As wealthy restaurateur Tom, Nighy unleashes those familiar verbal and physical tics in a restless, almost self-parodying performance that’s always watchable but ultimately distancing.

Under the wattage of Nighy’s androgynous charisma, Tom’s bullying macho selfishness translates into raffish charm, unfairly tilting his arguments against Mulligan’s self-denying idealist Kyra.

Mulligan’s extraordinarily still performance of contained hurt and fury has an eloquent power all its own. A lesser actress would have disappeared.

After a six year affair with her boss, Kyra left Tom when his wife found out, and is paying puritannical penance teaching in a sink comprehensive in East Ham, and holed up in a crumbling council estate without TV or central heating.

Three years on, devastated with guilt and grief over his wife’s death, Tom returns to reclaim her.

The re-ignition of their attraction, loaded with past hurt and anger, is entwined with the cut and thrust of their mutually repellent politics.

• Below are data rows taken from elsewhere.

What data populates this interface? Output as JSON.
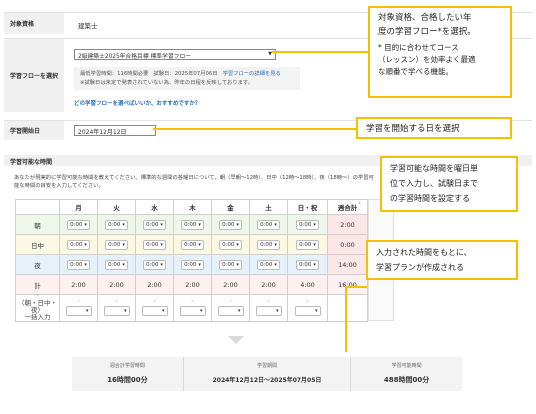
{
  "qualification": {
    "label": "対象資格",
    "value": "建築士"
  },
  "flow": {
    "label": "学習フローを選択",
    "selected": "2級建築士2025年合格目標 標準学習フロー",
    "info_line1_a": "最低学習時間：116時間必要",
    "info_line1_b": "試験日：2025年07月06日",
    "info_line1_link": "学習フローの詳細を見る",
    "info_line2": "※試験日は未定で発表されていない為、昨年の日程を反映しております。",
    "help_link": "どの学習フローを選べばいいか、おすすめですか？"
  },
  "start": {
    "label": "学習開始日",
    "value": "2024年12月12日"
  },
  "availability": {
    "heading": "学習可能な時間",
    "description": "あなたが現実的に学習可能な時間を教えてください。標準的な週間の各曜日について、朝（早朝〜12時）、日中（12時〜18時）、夜（18時〜）の学習可能な時間の目安を入力してください。",
    "days": [
      "月",
      "火",
      "水",
      "木",
      "金",
      "土",
      "日・祝"
    ],
    "sum_header": "週合計",
    "rows": [
      {
        "label": "朝",
        "cells": [
          "0:00",
          "0:00",
          "0:00",
          "0:00",
          "0:00",
          "0:00",
          "0:00"
        ],
        "sum": "2:00"
      },
      {
        "label": "日中",
        "cells": [
          "0:00",
          "0:00",
          "0:00",
          "0:00",
          "0:00",
          "0:00",
          "0:00"
        ],
        "sum": "0:00"
      },
      {
        "label": "夜",
        "cells": [
          "0:00",
          "0:00",
          "0:00",
          "0:00",
          "0:00",
          "0:00",
          "0:00"
        ],
        "sum": "14:00"
      }
    ],
    "total_label": "計",
    "totals": [
      "2:00",
      "2:00",
      "2:00",
      "2:00",
      "2:00",
      "2:00",
      "4:00"
    ],
    "total_sum": "16:00",
    "bulk_label_line1": "（朝・日中・夜）",
    "bulk_label_line2": "一括入力",
    "side_arrow": "‹",
    "chevron": "▾",
    "up_arrow": "⌃"
  },
  "summary": {
    "items": [
      {
        "label": "週合計学習時間",
        "value": "16時間00分"
      },
      {
        "label": "学習期間",
        "value": "2024年12月12日〜2025年07月05日"
      },
      {
        "label": "学習可能時間",
        "value": "488時間00分"
      }
    ]
  },
  "callouts": {
    "flow_line1": "対象資格、合格したい年",
    "flow_line2": "度の学習フロー*を選択。",
    "flow_note1": "* 目的に合わせてコース",
    "flow_note2": "（レッスン）を効率よく最適",
    "flow_note3": "な順番で学べる機能。",
    "start": "学習を開始する日を選択",
    "time_line1": "学習可能な時間を曜日単",
    "time_line2": "位で入力し、試験日まで",
    "time_line3": "の学習時間を設定する",
    "plan_line1": "入力された時間をもとに、",
    "plan_line2": "学習プランが作成される"
  },
  "colors": {
    "callout_border": "#f2c200",
    "morning": "#eef7ea",
    "noon": "#fdf8e3",
    "night": "#e6f1fa",
    "total": "#fdf0f1",
    "link": "#2a6bbf"
  }
}
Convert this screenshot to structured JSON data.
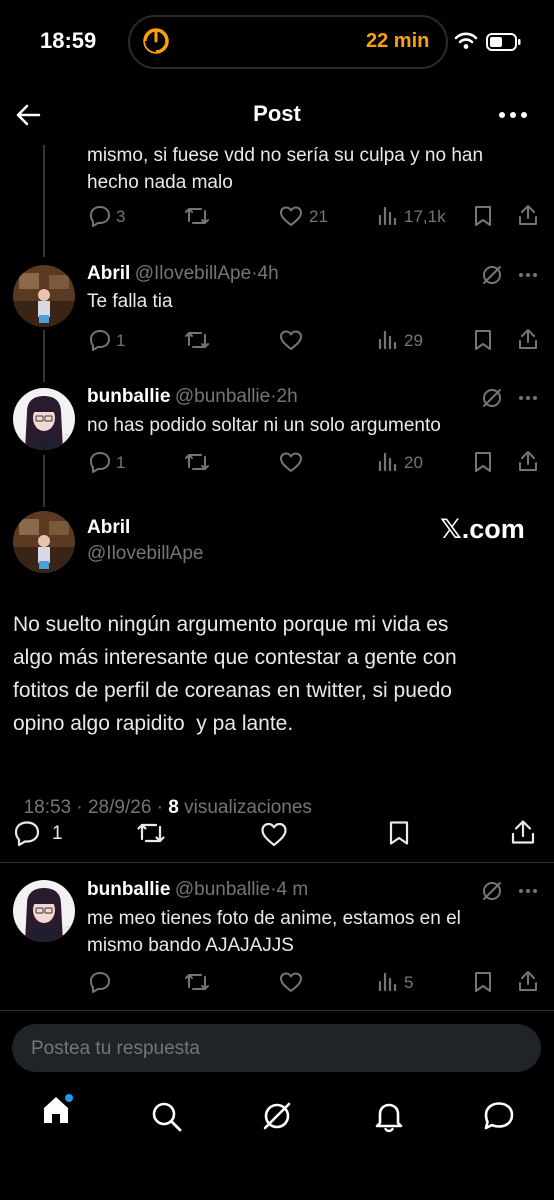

Pre Blairite education policies, she rails against right wing f***ers - sticking up for underpaid, unfashionable teachers and social workers coping with the damage wreaked by Thatcher’s policies.

Gifted all the funniest counter diatribes, the happily capitalist Tom mocks her do-gooding as a retreat from the world and from the commitment to love an individual.

Bob Crowley’s lovingly detailed estate contextualises the cheek by jowl lives of London’s disadvantaged, but while Skylight’s an intriguing staging post on how we got to here, it’s a less urgent, affecting examination of the uneasy gulf between the metropolitan rich and poor than recent West End offering Good People.